Local currency in the French Basque Country

The eusko is a local currency released by the non-profit organization "Eusko Moneta erakundea", and is one of a number of currencies that are active in the Basque Country. It is mainly used in the Northern Basque Country, France, with plans to extend its use to certain areas of Upper Navarre and Gipuzkoa in the Southern Basque Country. The currency was created on 31 January 2013.

As of 2025, with 4.5 million euskos in circulation, it is the biggest local currency in Europe.

== Features ==
The smallest value of the eusko is the one eusko format, so it can not be separated in less than that amount. The eusko has a value that is equal to the euro, so the price of an article can be totally paid in euskos, but if the article doesn't have a round price, the difference will be paid in regular euro cents. (Example: if an article costs 3,50 euros, it can be paid with 3 euskos and 50 euro cents).

There also exists a credit card system since 2017, as well as an app for payments and the transfer of euskos between accounts.
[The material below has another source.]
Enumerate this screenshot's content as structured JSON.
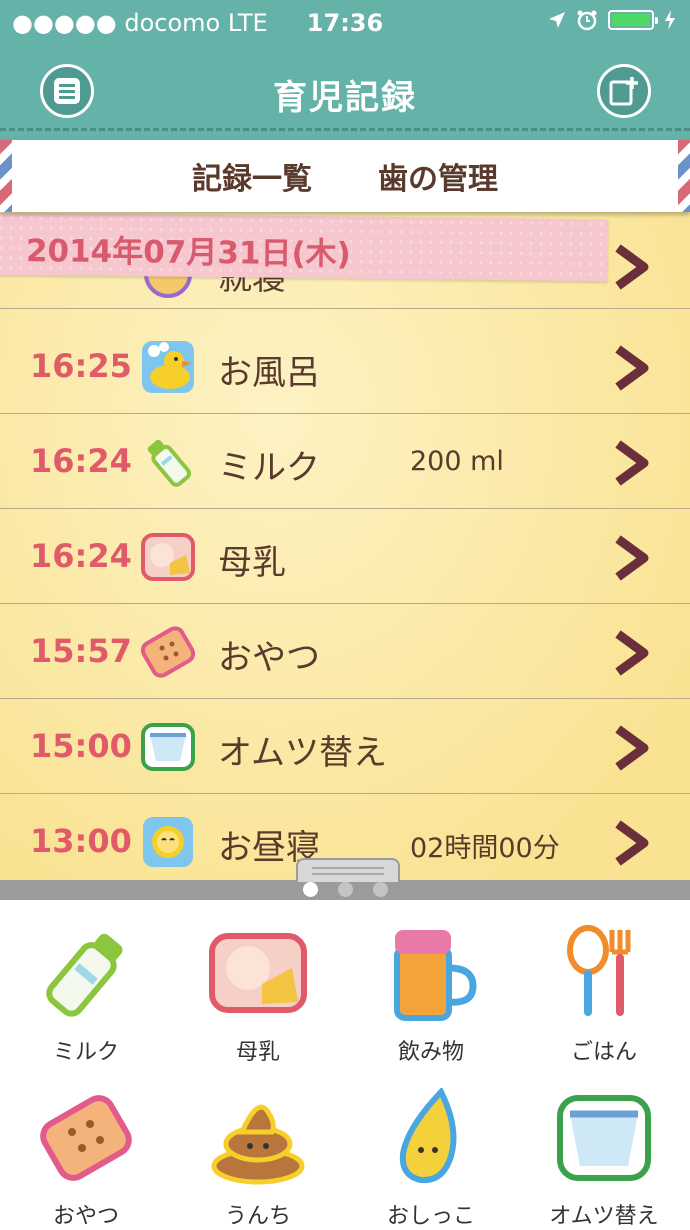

Its motto is "Euskoa denen esku", which means "The eusko in the hands of everyone".

=== Format ===
The eusko has a note based format that enables the user to trade with values that go from the one eusko note to the twenty eusko note.
The appearance of the notes varies according to the value of the note:
- The one eusko note is blue, and has an image of a txalaparta on it
- The two eusko note is red, and has a scene of a Basque folk dance on it
- The five eusko note is grey, and has a countryside scene on it
- The ten eusko note is yellow, and has an image of a blackboard with the Basque language verbs form "Nor-Nori-Nork"
- The twenty eusko note is purple, and has an image of an industrial port that shows some cranes

Several security systems protect the notes from forgery, similar to the ones euro has. Those include:
- A complex filigree
- A heated gold mark
- Off set marks for blind people to identify note value

== Aims ==
The aim of the eusko is to encourage the community to buy from local traders. This potentially strengthens the local economy and reduce ecological damage caused by long supply chains. Additionally, it aims to promote solidarity.

== History ==

=== Predecessors ===
The idea of the eusko starts when the AMBES (from French Association pour la création d’une Monnaie locale Basque, Ecologique et Solidaire) took the example of another currency that was running in France, and thought that could be profitable and applicable to the Basque country.
The choice of the name came up when the AMBES asked citizens to choose a name for their optimal currency.

=== Getting started ===
The eusko gave its first steps 31 January 2013, with the initial number of 126,500 eusko copies. From the very beginning the eusko was accepted in all the establishments that were associated.
According to the creators of the eusko, 310 businesses and enterprises accept the eusko as a form of paying, and the eusko has spread to more than 1500 users.
The AMBES said that eusko would have a credit card system in 2015.

===South of the border===
There are plans for the end of 2026 to introduce another local currency, provisionally known as Gure Moneta, "our currency", in the Spanish Basque Country, initially in Oiartzualdea (Guipuscoa) and Baztan (Navarre).
It will also exchange for 1 euro.
Participating businesses should show the goals of promoting local economy, defending the environment and the Basque language.
A further goal is compatibility with the eusko.

==See also==

- Alternative currency
- Fiscal localism
- Local purchasing
- Basque peseta: In 1937, during the Spanish Civil War, the Basque Government issued Spanish peseta pieces and bills.